Definition
Suppose that $X \sim D(\mu, \sigma)$, where $D$ is a 1D distribution (generating from $\mathbb{R}$) with mean $\mu$ and stddev $\sigma$. If I sample $X$ (the random variable) $M\times N$ times, receiving a matrix $A$ (with $M$ rows and $N$ columns), then generate
a vector $V_\mu$ from $A$ by reducing each row of $A$ to a single value by calculating the mean of that row, and
a vector $V_\sigma$ from $A$ by reducing each row of $A$ to a single value by calculating the biased standard deviation of that row from the mean --> single number of $V_\sigma = \sqrt{\frac{1}{N}\sum_{i=0}^{N}(x_i - \overline{x})^2}$,
how do I properly estimate the original $\mu$ and $\sigma$ from $V_\mu$ and $V_\sigma$? It's clear that the estimate of $\mu$ is just the mean of $V_\mu$, but how do I handle the $\sigma$?
Sigma
I've tried experimenting, deciding that, for starters, let's assume that $D = \mathcal{N}$ and $X \sim \mathcal{N}(\mu=3, \sigma=5)$. I generated $A$, computed unbiased $\sigma(A)$ and then reduced $A$ to $V_\sigma$, from which I calculated the mean. This is the result:
Obviously, the result is biased, the estimate undershoots the true $\sigma$ more often than not. If I instead multiply each member of $V_\sigma$ by $\frac{N}{N-1}$ before calculating the mean of $V_\sigma$, I get:
which overshoots the true $\sigma$ more often than not, so I'm really at a loss here. I've also tried multiplying $V_\sigma$ by $\frac{MN}{MN-1}$ instead, but this yields
which is slightly better than the original, but still heavily biased.

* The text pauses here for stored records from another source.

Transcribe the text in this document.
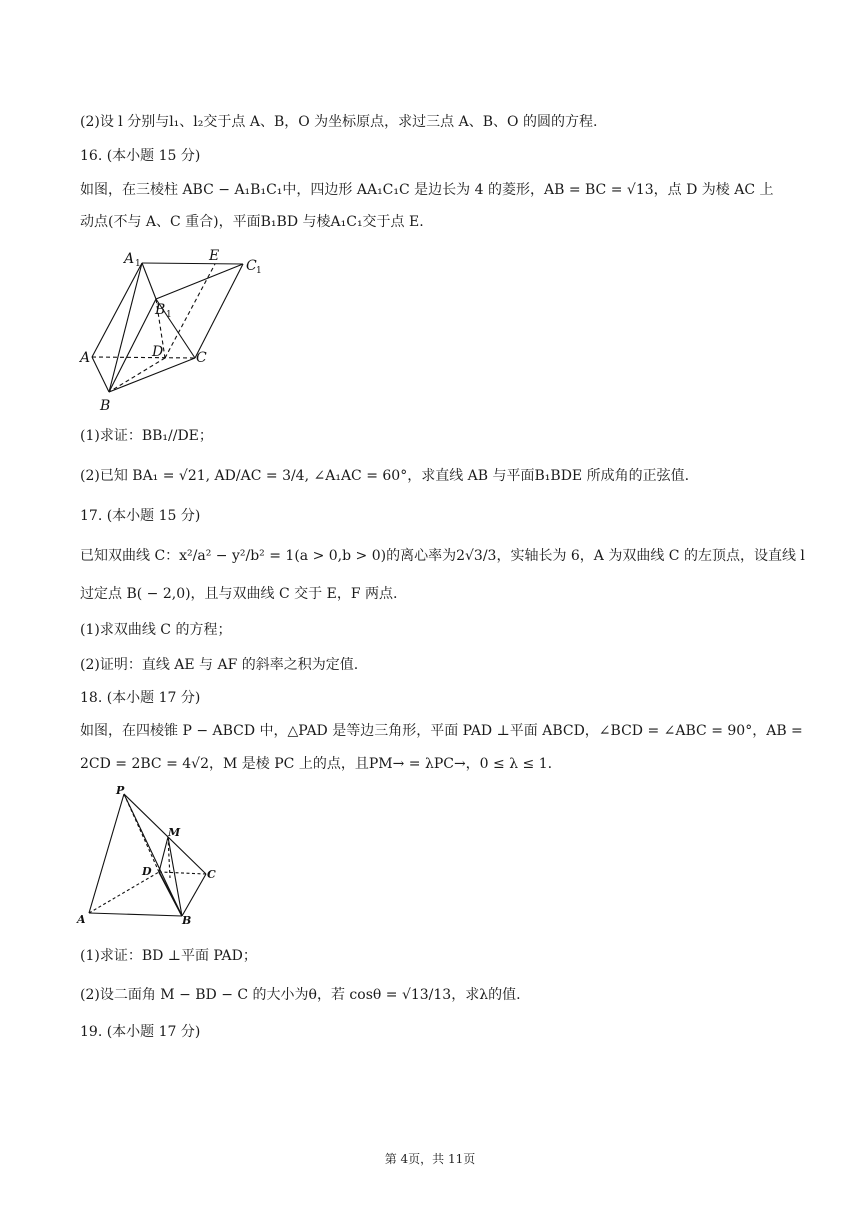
(2)设 l 分别与l₁、l₂交于点 A、B，O 为坐标原点，求过三点 A、B、O 的圆的方程.
16. (本小题 15 分)
如图，在三棱柱 ABC − A₁B₁C₁中，四边形 AA₁C₁C 是边长为 4 的菱形，AB = BC = √13，点 D 为棱 AC 上
动点(不与 A、C 重合)，平面B₁BD 与棱A₁C₁交于点 E.
A 1	E
C 1
B 1
A	D C
B
(1)求证：BB₁//DE；
(2)已知 BA₁ = √21, AD/AC = 3/4, ∠A₁AC = 60°，求直线 AB 与平面B₁BDE 所成角的正弦值.
17. (本小题 15 分)
已知双曲线 C：x²/a² − y²/b² = 1(a > 0,b > 0)的离心率为2√3/3，实轴长为 6，A 为双曲线 C 的左顶点，设直线 l
过定点 B( − 2,0)，且与双曲线 C 交于 E，F 两点.
(1)求双曲线 C 的方程；
(2)证明：直线 AE 与 AF 的斜率之积为定值.
18. (本小题 17 分)
如图，在四棱锥 P − ABCD 中，△PAD 是等边三角形，平面 PAD ⊥平面 ABCD，∠BCD = ∠ABC = 90°，AB =
2CD = 2BC = 4√2，M 是棱 PC 上的点，且PM→ = λPC→，0 ≤ λ ≤ 1.
P
M
D	C
A	B
(1)求证：BD ⊥平面 PAD；
(2)设二面角 M − BD − C 的大小为θ，若 cosθ = √13/13，求λ的值.
19. (本小题 17 分)
第 4页，共 11页
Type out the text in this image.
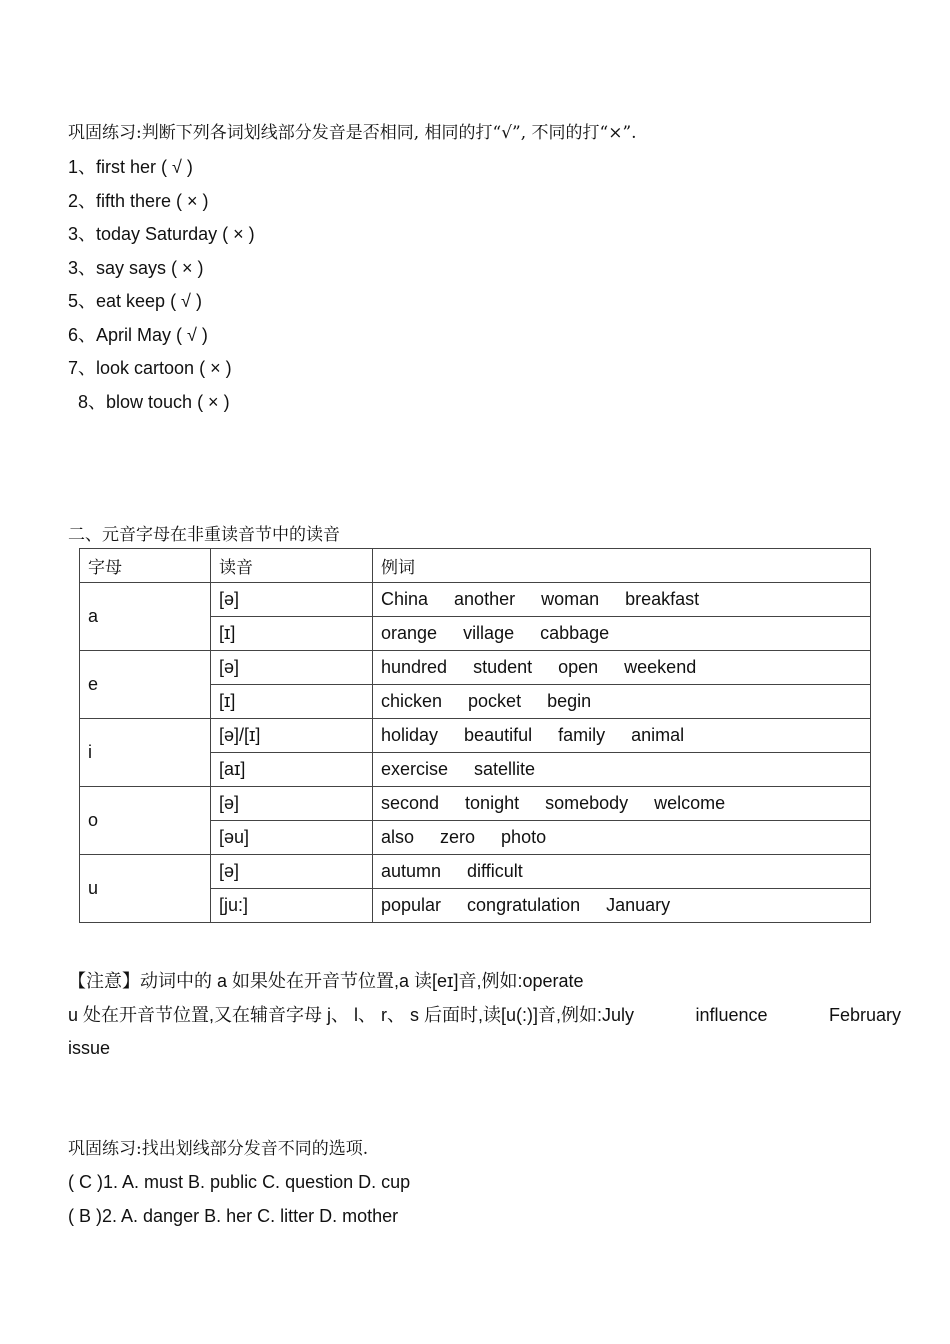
巩固练习:判断下列各词划线部分发音是否相同, 相同的打“√”, 不同的打“×”.
1、first her ( √ )
2、fifth there ( × )
3、today Saturday ( × )
3、say says ( × )
5、eat keep ( √ )
6、April May ( √ )
7、look cartoon ( × )
8、blow touch ( × )
二、元音字母在非重读音节中的读音
字母	读音	例词
a	[ə]	China another woman breakfast
	[ɪ]	orange village cabbage
e	[ə]	hundred student open weekend
	[ɪ]	chicken pocket begin
i	[ə]/[ɪ]	holiday beautiful family animal
	[aɪ]	exercise satellite
o	[ə]	second tonight somebody welcome
	[əu]	also zero photo
u	[ə]	autumn difficult
	[ju:]	popular congratulation January
【注意】动词中的 a 如果处在开音节位置,a 读[eɪ]音,例如:operate
u 处在开音节位置,又在辅音字母 j、 l、 r、 s 后面时,读[u(:)]音,例如:July	influence	February
issue
巩固练习:找出划线部分发音不同的选项.
( C )1. A. must B. public C. question D. cup
( B )2. A. danger B. her C. litter D. mother
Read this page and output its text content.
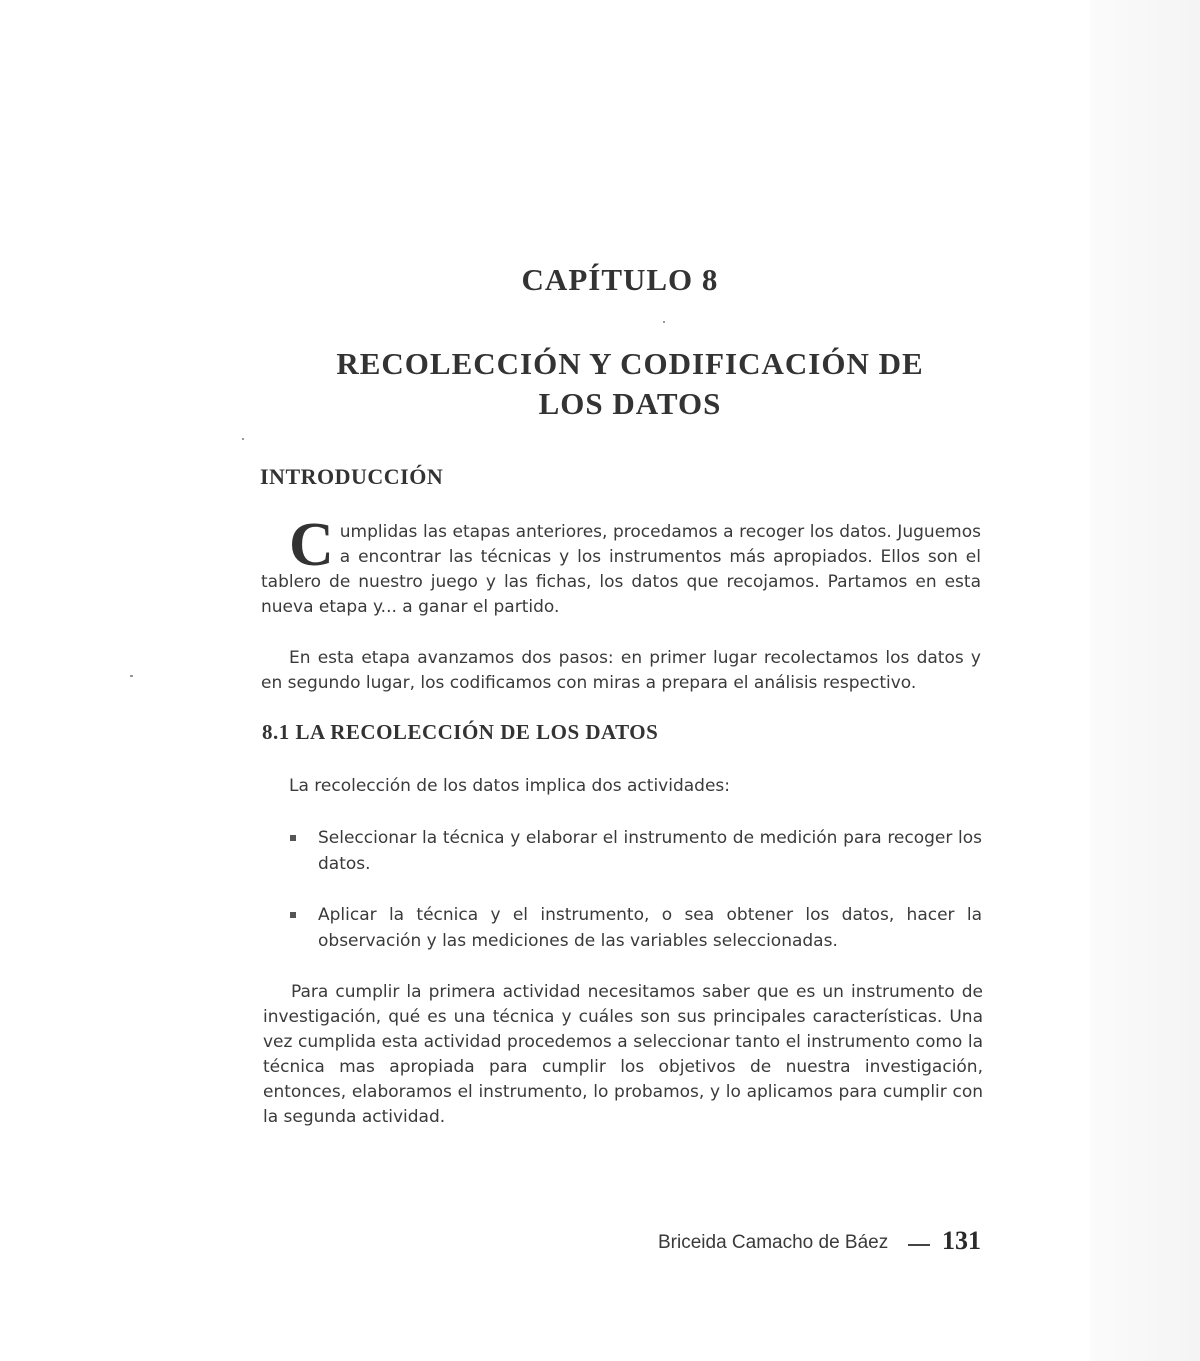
CAPÍTULO 8
RECOLECCIÓN Y CODIFICACIÓN DE
LOS DATOS
INTRODUCCIÓN

Cumplidas las etapas anteriores, procedamos a recoger los datos. Juguemos a encontrar las técnicas y los instrumentos más apropiados. Ellos son el tablero de nuestro juego y las fichas, los datos que recojamos. Partamos en esta nueva etapa y... a ganar el partido.

En esta etapa avanzamos dos pasos: en primer lugar recolectamos los datos y en segundo lugar, los codificamos con miras a prepara el análisis respectivo.

8.1 LA RECOLECCIÓN DE LOS DATOS

La recolección de los datos implica dos actividades:

Seleccionar la técnica y elaborar el instrumento de medición para recoger los datos.
Aplicar la técnica y el instrumento, o sea obtener los datos, hacer la observación y las mediciones de las variables seleccionadas.

Para cumplir la primera actividad necesitamos saber que es un instrumento de investigación, qué es una técnica y cuáles son sus principales características. Una vez cumplida esta actividad procedemos a seleccionar tanto el instrumento como la técnica mas apropiada para cumplir los objetivos de nuestra investigación, entonces, elaboramos el instrumento, lo probamos, y lo aplicamos para cumplir con la segunda actividad.

Briceida Camacho de Báez 131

EDIT: Thanks to Ryan for pointing out my mistake, of course, I forgot to square root the correction factor. Still, I had no idea that the $c_4$ factor should be taken into account as well. By multiplying the mean of $V_\sigma$ by $\sqrt{\frac{N}{N-1}}$ and also by $1/c_4(M)$, I've obtained:
which is unbiased, but distributed more uniformly (with larger standard deviation).
Mu
The mean estimate is good, as expected:
Question
After everything that I've shown, what I wonder is this:
Given $D = \mathcal{N}$, what are these distributions I'm observing? They look normal, but aren't they t? EDIT I know now that the distribution for mean estimate, if we subtract the true $\mu$, is a $t$ distribution with $N-1$ degrees of freedom.
SOLVED COMPLETELY Given $D = \mathcal{N}$, how do I correct the $\sigma$ estimate from $V_\sigma$? EDIT: answered by Ryan, see Sigma section.
Given $D = \mathcal{N}$, after I correct the $\sigma$ estimate, is it okay to claim that $D$ is probably $\mathcal{N}(\mu, \sigma)$? Certainly, the larger $M$ and $N$ get, the more confident I can be while claiming such a fact, right? What is the proper statistical procedure I should execute after I get my estimate of $\mu$ and $\sigma$? For example, according to my experiment, I can see that the $\mu$ estimate falls into $[2, 4]$ about 95% of the time. EDIT: I know now that if I generate the interval as $\overline{x} \pm 1.96 \cdot \sigma \cdot \sqrt{N}$, the interval will contain $\mu$ 95% of the time. But what about $\sigma$? And when I finally settle on some interval estimates of $\mu$ and $\sigma$, can something about $P(X > c), X \sim \mathcal{N}(...)$ be said?
Can this problem be solved for general $D$, that is, obtain $V_\mu$ and $V_\sigma$ from a bunch of samples ($M\times N$ to be specific) and conclude something about the true $\mu$ and $\sigma$?